Eight-month-old Darcy has meningitis. Had meningitis: another reason why her parents are having a rare evening away from PICU. They're finally through the worst.
"My husband's away, too," I tell Nikki. "He travels a lot, with work." I turn to Dylan. "Daddy's missing your big day, isn't he?"
"His birthday?"
"Better than a birthday." I touch the wooden arm of my chair, an instinctive gesture I must do a hundred times a day. I think of all the parents who have sat in this chair before me; of the surreptitious strokes from superstitious fingers. "Dylan's coming off the ventilator tomorrow." I look at Cheryl. "We've tried a few times, haven't we, but this little monkey . . . Fingers crossed, eh?"
"Fingers crossed," Cheryl says.
"Is that a big step forward?" Nikki asks.
I grin. "The biggest." I stand up. "Right, my darling, I'll be off." It feels odd, at first, talking like this, with other families all around you. You're self-conscious. Like making phone calls in an open-plan office, or when you go to the gym for the first time and you think everyone's looking at you. They're not, of course, they're too busy thinking about their own phone call, their own workout, their own sick child.
So, you start talking, and three months later you're like me-unable to stop.
"Nanny's coming to see you at the weekend-that'll be nice, won't it? She's missed you terribly, but she didn't want to come anywhere near you, not with that horrible cold she had. Poor Nanny."
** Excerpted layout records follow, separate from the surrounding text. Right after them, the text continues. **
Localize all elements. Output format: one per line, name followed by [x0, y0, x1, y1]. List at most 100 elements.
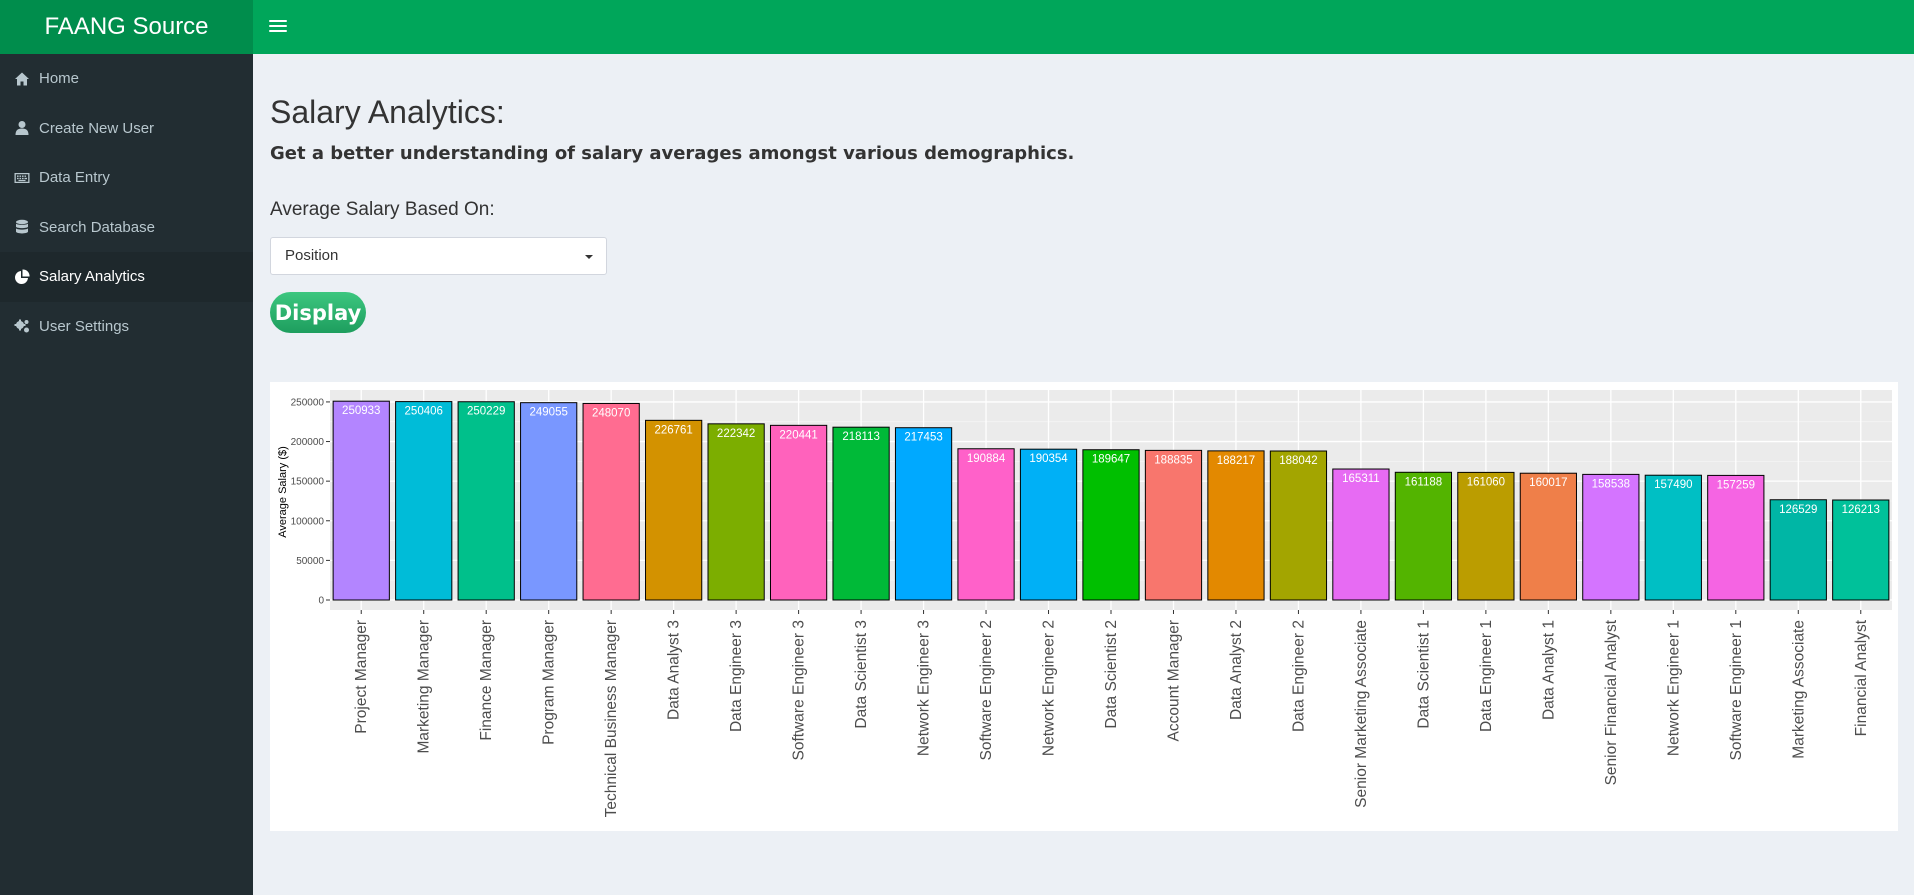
x-tick-label: Project Manager [353, 620, 370, 734]
sidebar-item-search-database[interactable]: Search Database [0, 203, 253, 253]
bar [1207, 450, 1265, 601]
y-tick-label: 250000 [291, 397, 325, 408]
sidebar-item-label: Home [39, 70, 80, 88]
pie-chart-icon [14, 269, 30, 285]
bar-value-label: 250933 [342, 405, 380, 417]
x-tick-label: Program Manager [541, 620, 558, 745]
x-tick-label: Data Scientist 2 [1103, 620, 1120, 729]
bar-value-label: 217453 [904, 432, 942, 444]
bar [395, 401, 453, 601]
bar-value-label: 165311 [1342, 473, 1380, 485]
y-tick-label: 150000 [291, 477, 325, 488]
x-tick-label: Data Engineer 2 [1290, 620, 1307, 732]
y-tick-label: 50000 [296, 556, 324, 567]
bar-value-label: 157490 [1654, 479, 1692, 491]
x-tick-label: Software Engineer 2 [978, 620, 995, 760]
gears-icon [14, 318, 30, 334]
page-subtitle: Get a better understanding of salary ave… [270, 143, 1075, 164]
x-tick-label: Data Analyst 2 [1228, 620, 1245, 720]
x-tick-label: Senior Financial Analyst [1603, 619, 1620, 785]
bar [1144, 449, 1203, 601]
x-tick-label: Account Manager [1165, 620, 1182, 742]
chart-svg: 0 50000 100000 150000 200000 250000 250933 2504… [277, 390, 1892, 817]
sidebar-item-create-new-user[interactable]: Create New User [0, 104, 253, 154]
bar-value-label: 157259 [1717, 479, 1755, 491]
x-tick-label: Software Engineer 1 [1728, 620, 1745, 760]
brand-logo[interactable]: FAANG Source [0, 0, 253, 54]
caret-down-icon [585, 255, 593, 259]
x-tick-label: Data Scientist 1 [1415, 620, 1432, 729]
sidebar-item-data-entry[interactable]: Data Entry [0, 153, 253, 203]
bar [1582, 473, 1640, 601]
bar [1082, 449, 1140, 601]
bar-value-label: 226761 [654, 424, 692, 436]
top-navbar [253, 0, 1914, 54]
hamburger-icon[interactable] [269, 17, 287, 35]
x-tick-label: Software Engineer 3 [791, 620, 808, 760]
y-tick-label: 200000 [291, 437, 325, 448]
sidebar-item-label: Create New User [39, 119, 155, 137]
select-value: Position [285, 247, 339, 264]
bar-value-label: 188042 [1279, 455, 1317, 467]
page-title: Salary Analytics: [270, 94, 505, 130]
bar [1019, 448, 1078, 601]
bar [1269, 450, 1328, 601]
bar [1832, 499, 1890, 601]
bar-value-label: 126529 [1779, 504, 1817, 516]
bar-value-label: 250406 [405, 406, 443, 418]
x-tick-label: Data Engineer 3 [728, 620, 745, 732]
bar-value-label: 248070 [592, 407, 630, 419]
sidebar-item-label: Data Entry [39, 169, 110, 187]
x-tick-label: Finance Manager [478, 620, 495, 741]
bar-value-label: 126213 [1842, 504, 1880, 516]
y-tick-label: 0 [318, 596, 324, 607]
bar-value-label: 188217 [1217, 455, 1255, 467]
bar [1394, 471, 1453, 601]
salary-bar-chart: 0 50000 100000 150000 200000 250000 250933 2504… [270, 382, 1898, 831]
sidebar-item-salary-analytics[interactable]: Salary Analytics [0, 252, 253, 302]
y-tick-label: 100000 [291, 516, 325, 527]
sidebar-item-label: Search Database [39, 218, 155, 236]
bar [520, 402, 578, 601]
bar-value-label: 250229 [467, 406, 505, 418]
bar [1457, 471, 1515, 601]
bar-value-label: 160017 [1529, 477, 1567, 489]
bar-value-label: 249055 [529, 407, 567, 419]
x-tick-label: Network Engineer 1 [1665, 620, 1682, 756]
database-icon [14, 219, 30, 235]
bar-value-label: 161060 [1467, 476, 1505, 488]
select-label: Average Salary Based On: [270, 199, 495, 220]
y-axis-title: Average Salary ($) [277, 446, 289, 538]
bar [1644, 474, 1702, 601]
x-tick-label: Senior Marketing Associate [1353, 620, 1370, 808]
bar [1769, 499, 1827, 601]
x-tick-label: Marketing Associate [1790, 620, 1807, 759]
bar-value-label: 222342 [717, 428, 755, 440]
sidebar-item-home[interactable]: Home [0, 54, 253, 104]
salary-basis-select[interactable]: Position [270, 237, 607, 275]
x-tick-label: Marketing Manager [416, 620, 433, 754]
x-tick-label: Data Analyst 1 [1540, 620, 1557, 720]
sidebar-item-user-settings[interactable]: User Settings [0, 302, 253, 352]
bar-value-label: 190354 [1029, 453, 1068, 465]
bar-value-label: 188835 [1154, 454, 1192, 466]
bar [457, 401, 515, 601]
main-content: Salary Analytics: Get a better understan… [253, 54, 1914, 895]
x-tick-label: Data Engineer 1 [1478, 620, 1495, 732]
bar [894, 427, 953, 601]
bar-value-label: 218113 [842, 431, 880, 443]
bar [832, 426, 890, 601]
bar [332, 400, 390, 601]
user-icon [14, 120, 30, 136]
bar-value-label: 189647 [1092, 454, 1130, 466]
x-tick-label: Network Engineer 3 [916, 620, 933, 756]
bar [1707, 474, 1765, 601]
bar-value-label: 161188 [1405, 476, 1443, 488]
sidebar: Home Create New User Data Entry Search D… [0, 54, 253, 895]
x-tick-label: Financial Analyst [1853, 619, 1870, 736]
keyboard-icon [14, 170, 30, 186]
display-button[interactable]: Display [270, 292, 366, 333]
home-icon [14, 71, 30, 87]
x-tick-label: Data Analyst 3 [666, 620, 683, 720]
bar-value-label: 158538 [1592, 478, 1630, 490]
It's become a habit now, this prattling on. I'll catch myself talking out loud in the car, at the shops, at home; filling the space where See the tractor? and Time for bed and Look with your eyes, Dylan, not your hands should be. They tell you it's good to talk to the kids. That they find it reassuring to hear Mum and Dad's voices. I think it's us who find it reassuring. It's a reminder of who we were before we were PICU parents.
I drop the side of Dylan's cot, so I can lean over him, my forearms resting either side of him, and our noses touching. "Eskimo kiss," I say softly. He never let us forget that final good-night kiss, no matter how many cuddles had been given, how many raspberries blown.
"Keemo!" he'd insist, and I'd drop the cot side once more, and lean for a final good night, and he'd press his nose against mine and wrap his fingers around my hair.
"Love you, baby boy," I tell him now. I close my eyes, imagining warm breath on my face, sweet from bedtime milk. Tomorrow, I think. Tomorrow they'll take out the tube, and this time it won't go back in. I kiss his forehead and raise the cot side, making sure it clicks safely into place so he can't fall out. "Night, Cheryl. Bye, Aaron, Yin. See you tomorrow?"
"Off for three days," Yin says, holding up both hands in a hallelujah.
"Oh, so you are-you're going to visit your sister, aren't you? Have a lovely time." I look at Nikki Slater, who has pulled her chair a little closer to her son, so she can rest her head beside his. "Get some rest if you can," I say gently. "It's a long road we're all on."